Chris Walsh (chris_walsh) wrote,
Chris Walsh
chris_walsh

If you're funny and sincere, thank you.

There's a push-pull I feel between my desire to be clever and my need to be serious, and to be sincere.

I've probably talked about this before, but any ability I have to be intentionally funny, I've had to work for it...and I have a lot of work to still do. What didn't help was how I got more interested in being verbally interesting, so I liked finding non-standard ways to express myself and still be understood. The problem was, those times, people thought I was trying. I still remember once in a high school science class I'd said something like that to a girl seated at the same table as me. She gave me the withering look so many high school girls are good at and told me to "go buy a sense of humor." Since, um, I hadn't been trying to be funny, I came up short. That's what I sounded like? Argh. Admittedly that's how I sounded to a hard-to-impress high school girl, but dammit, I got sensitive to that. And did try to get funnier.

It still feels a little like heavy lifting to me, but I try to do it.

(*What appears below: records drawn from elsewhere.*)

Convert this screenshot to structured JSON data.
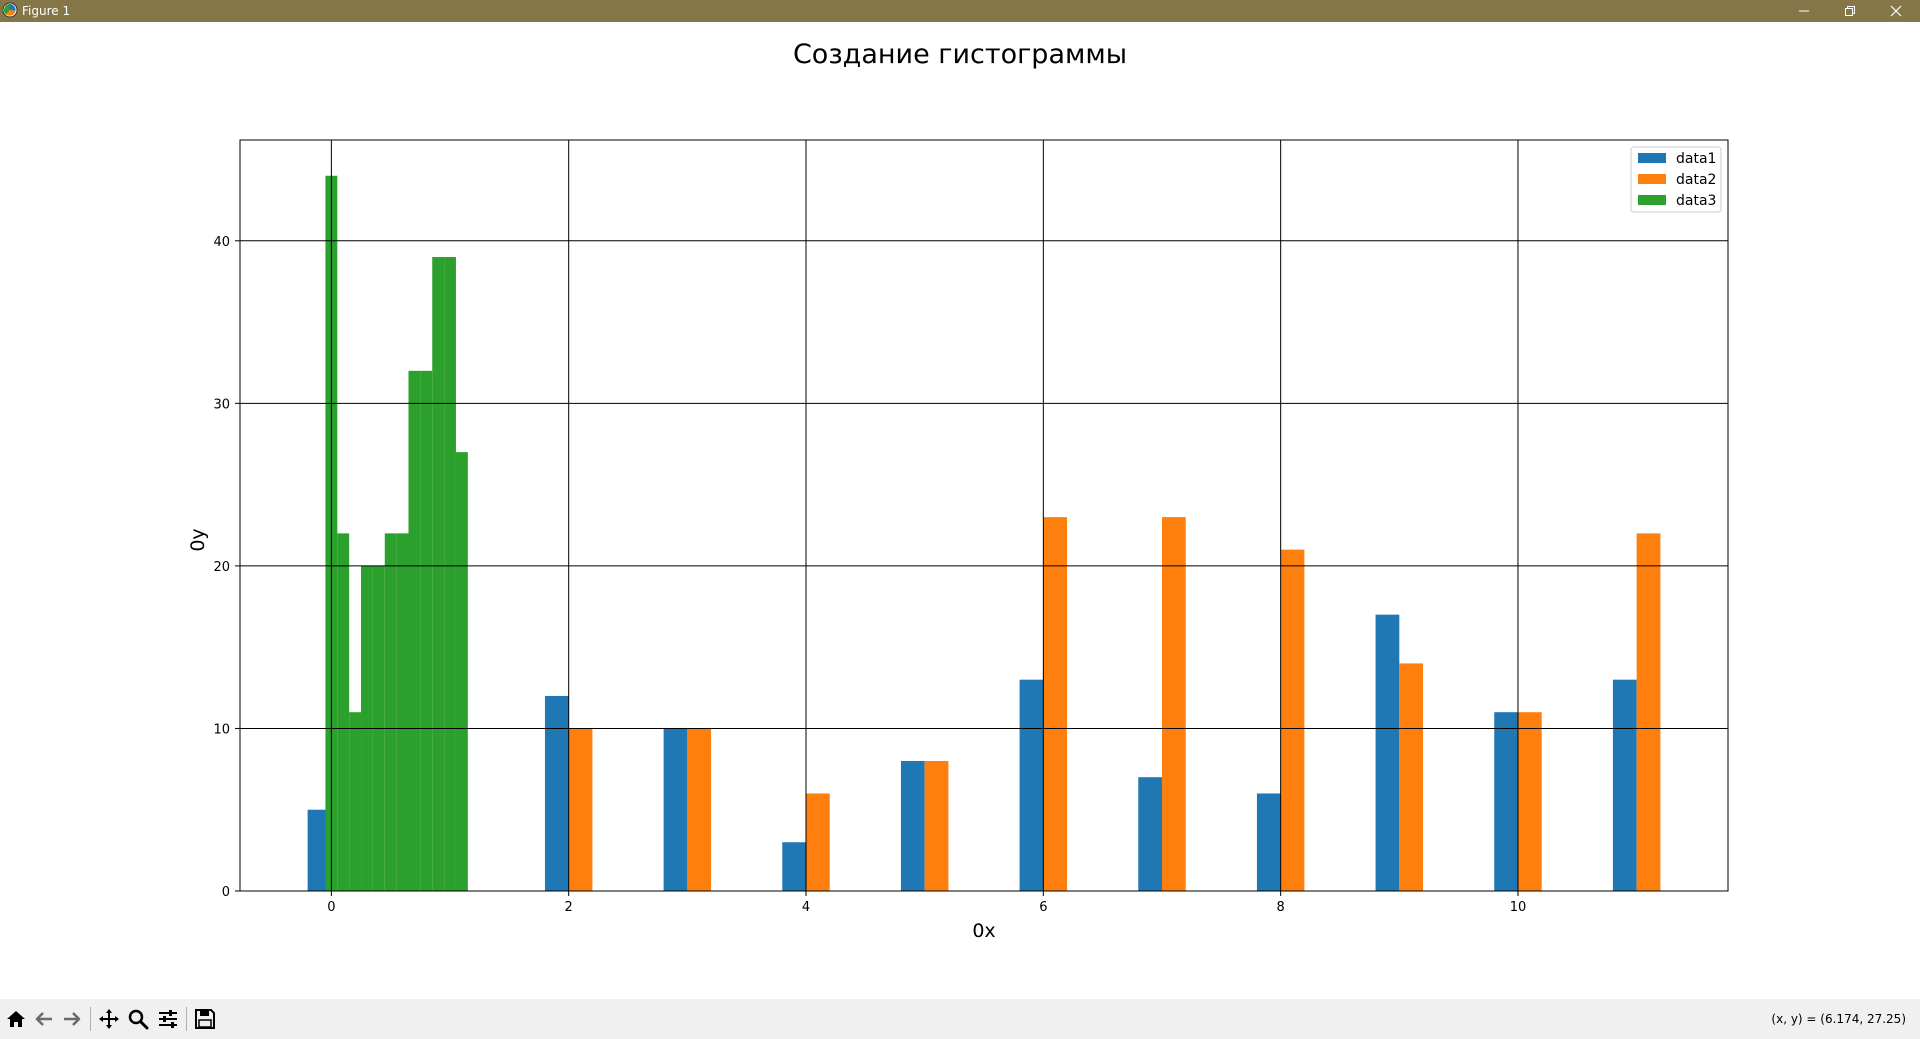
{
  "window": {
    "title": "Figure 1",
    "controls": [
      "minimize-icon",
      "restore-icon",
      "close-icon"
    ],
    "titlebar_color": "#847646"
  },
  "toolbar": {
    "buttons": [
      "home-icon",
      "back-icon",
      "forward-icon",
      "pan-icon",
      "zoom-icon",
      "configure-subplots-icon",
      "save-icon"
    ],
    "coord_readout": "(x, y) = (6.174, 27.25)"
  },
  "chart_data": {
    "type": "bar",
    "title": "Создание гистограммы",
    "xlabel": "0x",
    "ylabel": "0y",
    "xlim": [
      -0.77,
      11.77
    ],
    "ylim": [
      0,
      46.2
    ],
    "xticks": [
      0,
      2,
      4,
      6,
      8,
      10
    ],
    "yticks": [
      0,
      10,
      20,
      30,
      40
    ],
    "grid": true,
    "grid_color": "#000000",
    "legend_position": "top-right",
    "series": [
      {
        "name": "data1",
        "color": "#1f77b4",
        "bar_width": 0.2,
        "x": [
          -0.1,
          1.9,
          2.9,
          3.9,
          4.9,
          5.9,
          6.9,
          7.9,
          8.9,
          9.9,
          10.9
        ],
        "values": [
          5,
          12,
          10,
          3,
          8,
          13,
          7,
          6,
          17,
          11,
          13
        ]
      },
      {
        "name": "data2",
        "color": "#ff7f0e",
        "bar_width": 0.2,
        "x": [
          2.1,
          3.1,
          4.1,
          5.1,
          6.1,
          7.1,
          8.1,
          9.1,
          10.1,
          11.1
        ],
        "values": [
          10,
          10,
          6,
          8,
          23,
          23,
          21,
          14,
          11,
          22
        ]
      },
      {
        "name": "data3",
        "color": "#2ca02c",
        "bar_width": 0.1,
        "x": [
          0.0,
          0.1,
          0.2,
          0.3,
          0.4,
          0.5,
          0.6,
          0.7,
          0.8,
          0.9,
          1.0,
          1.1
        ],
        "values": [
          44,
          22,
          11,
          20,
          20,
          22,
          22,
          32,
          32,
          39,
          39,
          27
        ]
      }
    ]
  }
}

But I'm predisposed to not always be funny. I've had MUCH MORE EXPERIENCE being serious. (Time travel to my youth and watch and laugh. I was moody and serious. I was funny, but only unintentionally.) And I'm rubbed the wrong way by people who always seem to be trying to be funny. Like Moe (not his real name), a former house mate in the house near SE 50th and Hawthorne where I lived from 2001 to 2002. Middle-aged guy, divorced father, living by himself in the house...and it felt like whenever I asked him something, he'd first give a joke answer. I'd have to ask again to get a real answer. Sometimes I wanted to say "We're not doing improv! You're trying to be clever for the sake of trying to be clever!" I think about that too much, it can start to make me sad. Like this:

The trouble is --
Can't say what I feel
Everything becomes a joke
Know how much I love you?

First man says to the second man "What's that lump in your sock?"
Second man says to the first man, "That ain't no lump."
Sorry.
Honey, I'm sorry.

- Randy Newman, "Interiors"

It's a skill, being clever and actually meaning something true and sincere with it. I strive for that. Many of you do that very well. Y'all give me a goal to reach.